The interesting question of which country’s law applies in a personal injury case involving more than one country has been dealt with in an appeal decision issued by the Inner House of the Court of Session. The simple question facing the court in this tricky area of law – known as lex loci delicti or the law of the place of the harm (delict) - was where should the case be heard and decided – Scotland or England?
The case has helped to clarify in which court a case should be raised when the original act causing the harm takes place in one country but the harm itself only becomes known when the injured party lives in a different country.
The late James Docherty developed an asbestos-related illness as a result of his exposure to asbestos fibres during the course of his employment with Scotts Shipbuilding & Engineering Co (“Scotts”) in Greenock. A claim for damages was brought by Mr Docherty’s widow and extended family against the defender (who had assumed the liabilities of the now defunct Scotts).
Mr Docherty worked at Scotts’ shipbuilding yard between 1941 to 1947. But it was not until 2003, by which time he was living in England, that he began to suffer from the respiratory problems which ultimately led to his death in 2011.
In a matter of some legal complexity, given the date of the exposure, neither the Private International Law (Miscellaneous Provisions) Act 1995 nor the Rome II Regulation (EU Regulation 864/2007) applied. The question before the court, therefore, was what was the lex loci delicti under common law? In other words, which country’s court should hear and decide the case?
In Scots law, where someone’s death is caused by the negligence of another, their relatives may make a claim for compensation for distress, anxiety, grief and sorrow, together with the loss of the guidance of that person.
The significance of the question in this case was that if the claim were to be determined under Scots Law rather than English law, it would likely result in an higher amount of compensation being paid if the claim was successful.
The judge at first instance in the Court of Session found that the applicable law was the place of the ‘occurrence’ of the injury. In this case the judge found that was England, where Mr Docherty had begun to suffer from the respiratory problems. It was not the country of the event giving rise to the injury, i.e. the exposure to asbestos fibres which had taken place in Scotland.
Mr Docherty’s family appealed this decision.
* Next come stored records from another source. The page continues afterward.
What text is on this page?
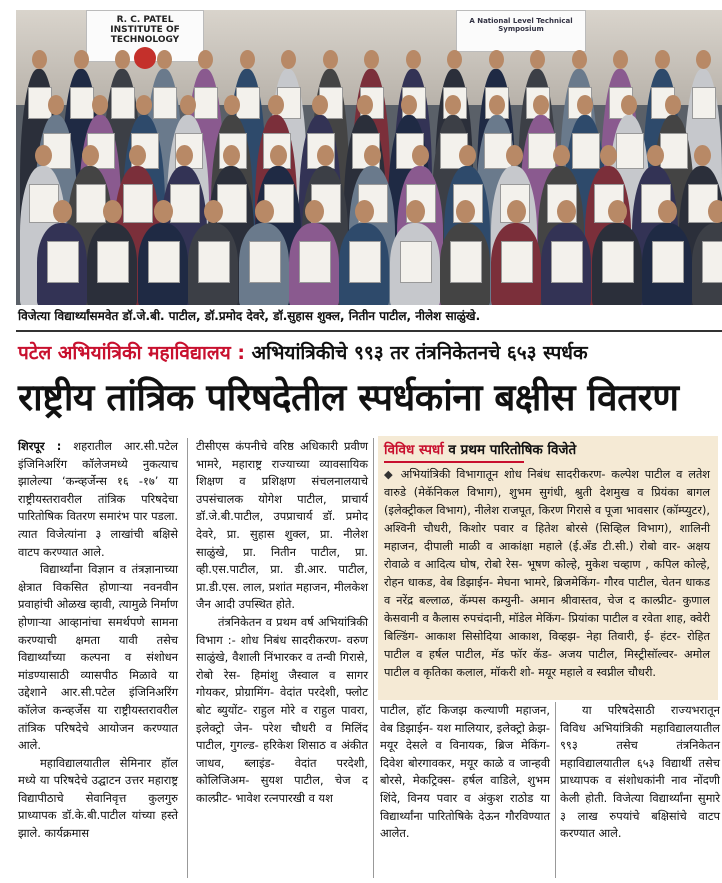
R. C. PATEL
INSTITUTE OF TECHNOLOGY
A National Level Technical Symposium
विजेत्या विद्यार्थ्यांसमवेत डॉ.जे.बी. पाटील, डॉ.प्रमोद देवरे, डॉ.सुहास शुक्ल, नितीन पाटील, नीलेश साळुंखे.
पटेल अभियांत्रिकी महाविद्यालय : अभियांत्रिकीचे ९९३ तर तंत्रनिकेतनचे ६५३ स्पर्धक
राष्ट्रीय तांत्रिक परिषदेतील स्पर्धकांना बक्षीस वितरण

शिरपूर : शहरातील आर.सी.पटेल इंजिनिअरिंग कॉलेजमध्ये नुकत्याच झालेल्या ‘कन्व्हर्जेन्स १६ -१७’ या राष्ट्रीयस्तरावरील तांत्रिक परिषदेचा पारितोषिक वितरण समारंभ पार पडला. त्यात विजेत्यांना ३ लाखांची बक्षिसे वाटप करण्यात आले.

विद्यार्थ्यांना विज्ञान व तंत्रज्ञानाच्या क्षेत्रात विकसित होणाऱ्या नवनवीन प्रवाहांची ओळख व्हावी, त्यामुळे निर्माण होणाऱ्या आव्हानांचा समर्थपणे सामना करण्याची क्षमता यावी तसेच विद्यार्थ्यांच्या कल्पना व संशोधन मांडण्यासाठी व्यासपीठ मिळावे या उद्देशाने आर.सी.पटेल इंजिनिअरिंग कॉलेज कन्व्हर्जेस या राष्ट्रीयस्तरावरील तांत्रिक परिषदेचे आयोजन करण्यात आले.

महाविद्यालयातील सेमिनार हॉल मध्ये या परिषदेचे उद्घाटन उत्तर महाराष्ट्र विद्यापीठाचे सेवानिवृत्त कुलगुरु प्राध्यापक डॉ.के.बी.पाटील यांच्या हस्ते झाले. कार्यक्रमास

टीसीएस कंपनीचे वरिष्ठ अधिकारी प्रवीण भामरे, महाराष्ट्र राज्याच्या व्यावसायिक शिक्षण व प्रशिक्षण संचलनालयाचे उपसंचालक योगेश पाटील, प्राचार्य डॉ.जे.बी.पाटील, उपप्राचार्य डॉ. प्रमोद देवरे, प्रा. सुहास शुक्ल, प्रा. नीलेश साळुंखे, प्रा. नितीन पाटील, प्रा. व्ही.एस.पाटील, प्रा. डी.आर. पाटील, प्रा.डी.एस. लाल, प्रशांत महाजन, मीलकेश जैन आदी उपस्थित होते.

तंत्रनिकेतन व प्रथम वर्ष अभियांत्रिकी विभाग :- शोध निबंध सादरीकरण- वरुण साळुंखे, वैशाली निंभारकर व तन्वी गिरासे, रोबो रेस- हिमांशु जैस्वाल व सागर गोयकर, प्रोग्रामिंग- वेदांत परदेशी, फ्लोट बोट ब्युयोंट- राहुल मोरे व राहुल पावरा, इलेक्ट्रो जेन- परेश चौधरी व मिलिंद पाटील, गुगल्ड- हरिकेश शिसाठ व अंकीत जाधव, ब्लाइंड- वेदांत परदेशी, कोलिजिअम- सुयश पाटील, चेज द काल्प्रीट- भावेश रत्नपारखी व यश

विविध स्पर्धा व प्रथम पारितोषिक विजेते
◆ अभियांत्रिकी विभागातून शोध निबंध सादरीकरण- कल्पेश पाटील व लतेश वारुडे (मेकॅनिकल विभाग), शुभम सुगंधी, श्रुती देशमुख व प्रियंका बागल (इलेक्ट्रीकल विभाग), नीलेश राजपूत, किरण गिरासे व पूजा भावसार (कॉम्प्युटर), अश्विनी चौधरी, किशोर पवार व हितेश बोरसे (सिव्हिल विभाग), शालिनी महाजन, दीपाली माळी व आकांक्षा महाले (ई.ॲंड टी.सी.) रोबो वार- अक्षय रोवाळे व आदित्य घोष, रोबो रेस- भूषण कोल्हे, मुकेश चव्हाण , कपिल कोल्हे, रोहन धाकड, वेब डिझाईन- मेघना भामरे, ब्रिजमेकिंग- गौरव पाटील, चेतन धाकड व नरेंद्र बल्लाळ, कॅम्पस कम्युनी- अमान श्रीवास्तव, चेज द काल्प्रीट- कुणाल केसवानी व कैलास रुपचंदानी, मॉडेल मेकिंग- प्रियांका पाटील व रवेता शाह, क्वेरी बिल्डिंग- आकाश सिसोदिया आकाश, विव्हझ- नेहा तिवारी, ई- हंटर- रोहित पाटील व हर्षल पाटील, मॅड फॉर कॅड- अजय पाटील, मिस्ट्रीसॉल्वर- अमोल पाटील व कृतिका कलाल, मॉकरी शो- मयूर महाले व स्वप्नील चौधरी.

पाटील, हॉट किजझ कल्याणी महाजन, वेब डिझाईन- यश मालियार, इलेक्ट्रो क्रेझ- मयूर देसले व विनायक, ब्रिज मेकिंग- दिवेश बोरगावकर, मयूर काळे व जान्हवी बोरसे, मेकट्रिक्स- हर्षल वाडिले, शुभम शिंदे, विनय पवार व अंकुश राठोड या विद्यार्थ्यांना पारितोषिके देऊन गौरविण्यात आलेत.

या परिषदेसाठी राज्यभरातून विविध अभियांत्रिकी महाविद्यालयातील ९९३ तसेच तंत्रनिकेतन महाविद्यालयातील ६५३ विद्यार्थी तसेच प्राध्यापक व संशोधकांनी नाव नोंदणी केली होती. विजेत्या विद्यार्थ्यांना सुमारे ३ लाख रुपयांचे बक्षिसांचे वाटप करण्यात आले.
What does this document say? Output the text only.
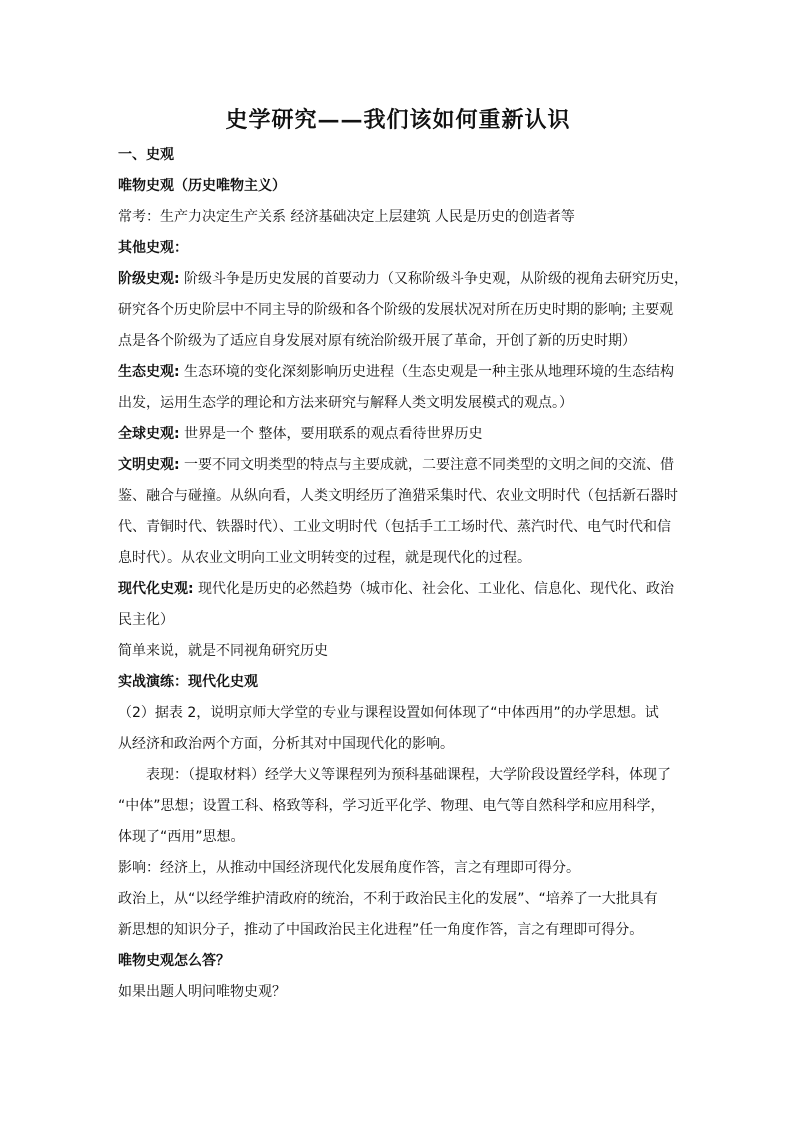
史学研究——我们该如何重新认识

一、史观

唯物史观（历史唯物主义）

常考：生产力决定生产关系 经济基础决定上层建筑 人民是历史的创造者等

其他史观：

阶级史观: 阶级斗争是历史发展的首要动力（又称阶级斗争史观，从阶级的视角去研究历史，

研究各个历史阶层中不同主导的阶级和各个阶级的发展状况对所在历史时期的影响; 主要观

点是各个阶级为了适应自身发展对原有统治阶级开展了革命，开创了新的历史时期）

生态史观: 生态环境的变化深刻影响历史进程（生态史观是一种主张从地理环境的生态结构

出发，运用生态学的理论和方法来研究与解释人类文明发展模式的观点。）

全球史观: 世界是一个 整体，要用联系的观点看待世界历史

文明史观: 一要不同文明类型的特点与主要成就，二要注意不同类型的文明之间的交流、借

鉴、融合与碰撞。从纵向看，人类文明经历了渔猎采集时代、农业文明时代（包括新石器时

代、青铜时代、铁器时代）、工业文明时代（包括手工工场时代、蒸汽时代、电气时代和信

息时代）。从农业文明向工业文明转变的过程，就是现代化的过程。

现代化史观: 现代化是历史的必然趋势（城市化、社会化、工业化、信息化、现代化、政治

民主化）

简单来说，就是不同视角研究历史

实战演练：现代化史观

（2）据表 2，说明京师大学堂的专业与课程设置如何体现了“中体西用”的办学思想。试

从经济和政治两个方面，分析其对中国现代化的影响。

表现：（提取材料）经学大义等课程列为预科基础课程，大学阶段设置经学科，体现了

“中体”思想；设置工科、格致等科，学习近平化学、物理、电气等自然科学和应用科学，

体现了“西用”思想。

影响：经济上，从推动中国经济现代化发展角度作答，言之有理即可得分。

政治上，从“以经学维护清政府的统治，不利于政治民主化的发展”、“培养了一大批具有

新思想的知识分子，推动了中国政治民主化进程”任一角度作答，言之有理即可得分。

唯物史观怎么答？

如果出题人明问唯物史观？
The Inner House of the Court of Session allowed the family’s appeal. The Lord President (Lord Carloway) gave the leading judgment. The court held that the lex loci delicti is the “law of the place where the fault, omission, or offence takes place… it is the place of the act of the defender which constitutes the wrong”. The court said it had no difficulty finding that the “...purely internal changes [respiratory problems] have no relationship whatsoever with England as a geographical location.” On this basis, the applicable law was Scots law as the asbestos exposure took place in Scotland.
This judgment provides clarity as to how the common law rules of lex loci delicit ought to be applied where a negligent act or omission occurs before 1995 but the resultant injury does not develop until much later.
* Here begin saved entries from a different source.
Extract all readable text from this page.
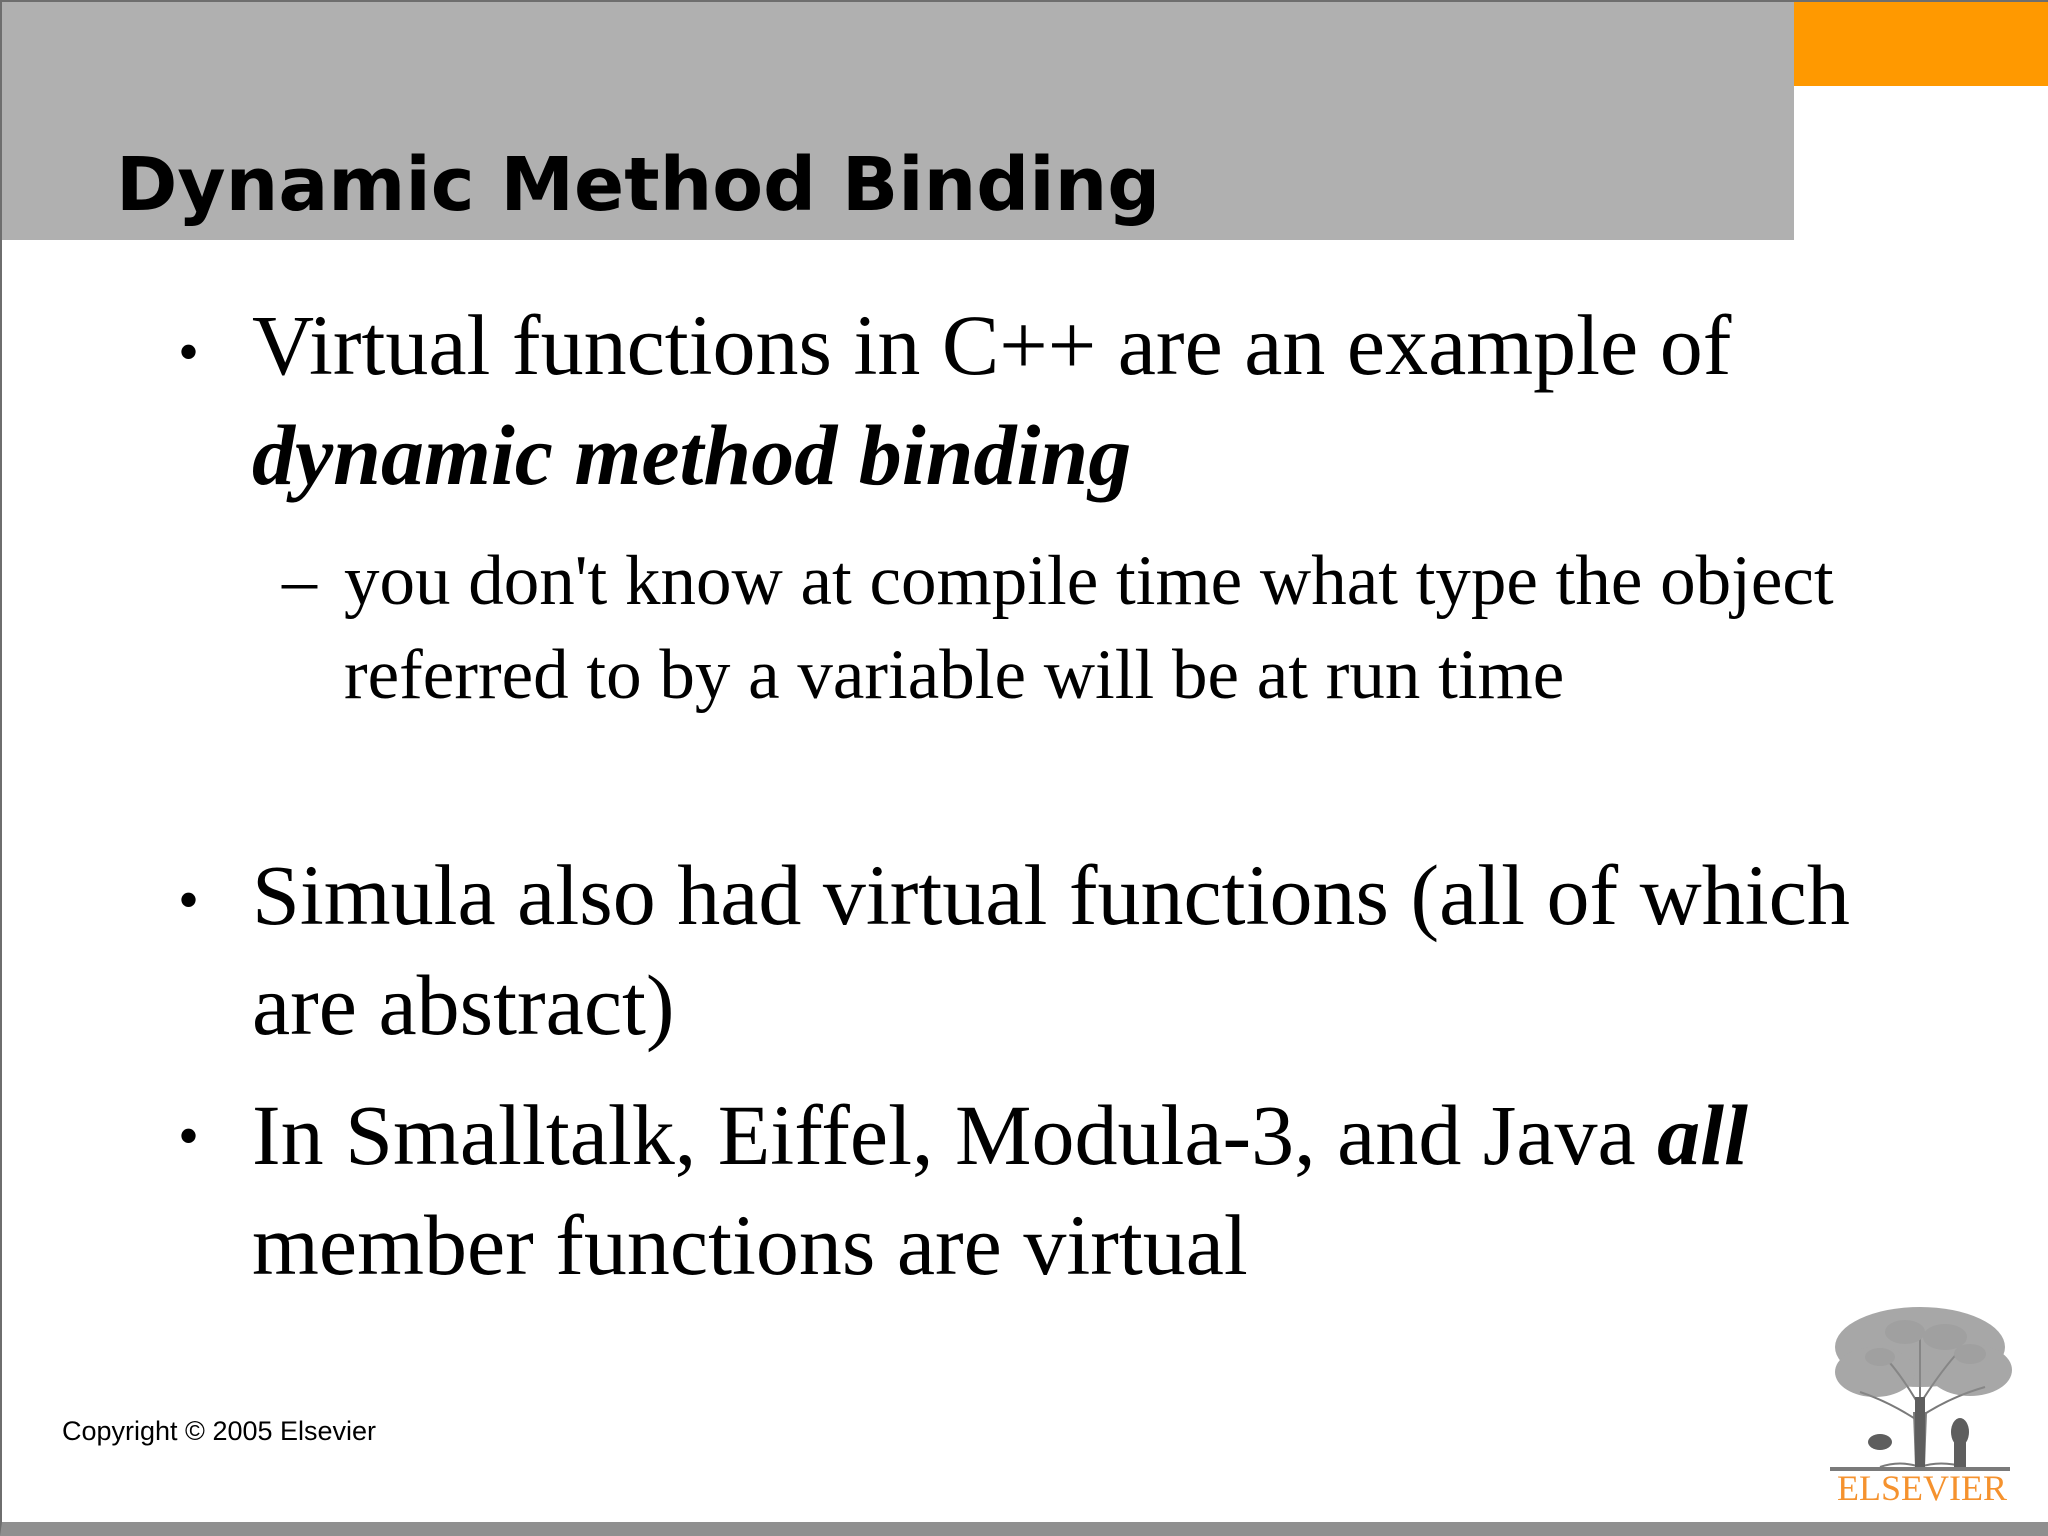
Dynamic Method Binding
• Virtual functions in C++ are an example of dynamic method binding
– you don't know at compile time what type the object referred to by a variable will be at run time
• Simula also had virtual functions (all of which are abstract)
• In Smalltalk, Eiffel, Modula-3, and Java all member functions are virtual
Copyright © 2005 Elsevier
ELSEVIER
In general, acts committed at a particular place ought to be governed by the law of that place. In cases of asbestos exposure in Scotland, the applicable law will be Scots law, even where the subsequent injury develops abroad. This avoids the cost of unnecessary medical evidence about in which country the disease developed.
However, the Inner House also made clear that in certain circumstances the place where the harm becomes known may be relevant when determining the applicable law. Practitioners should therefore be looking at the whole circumstances when determining the lex loci deliciti.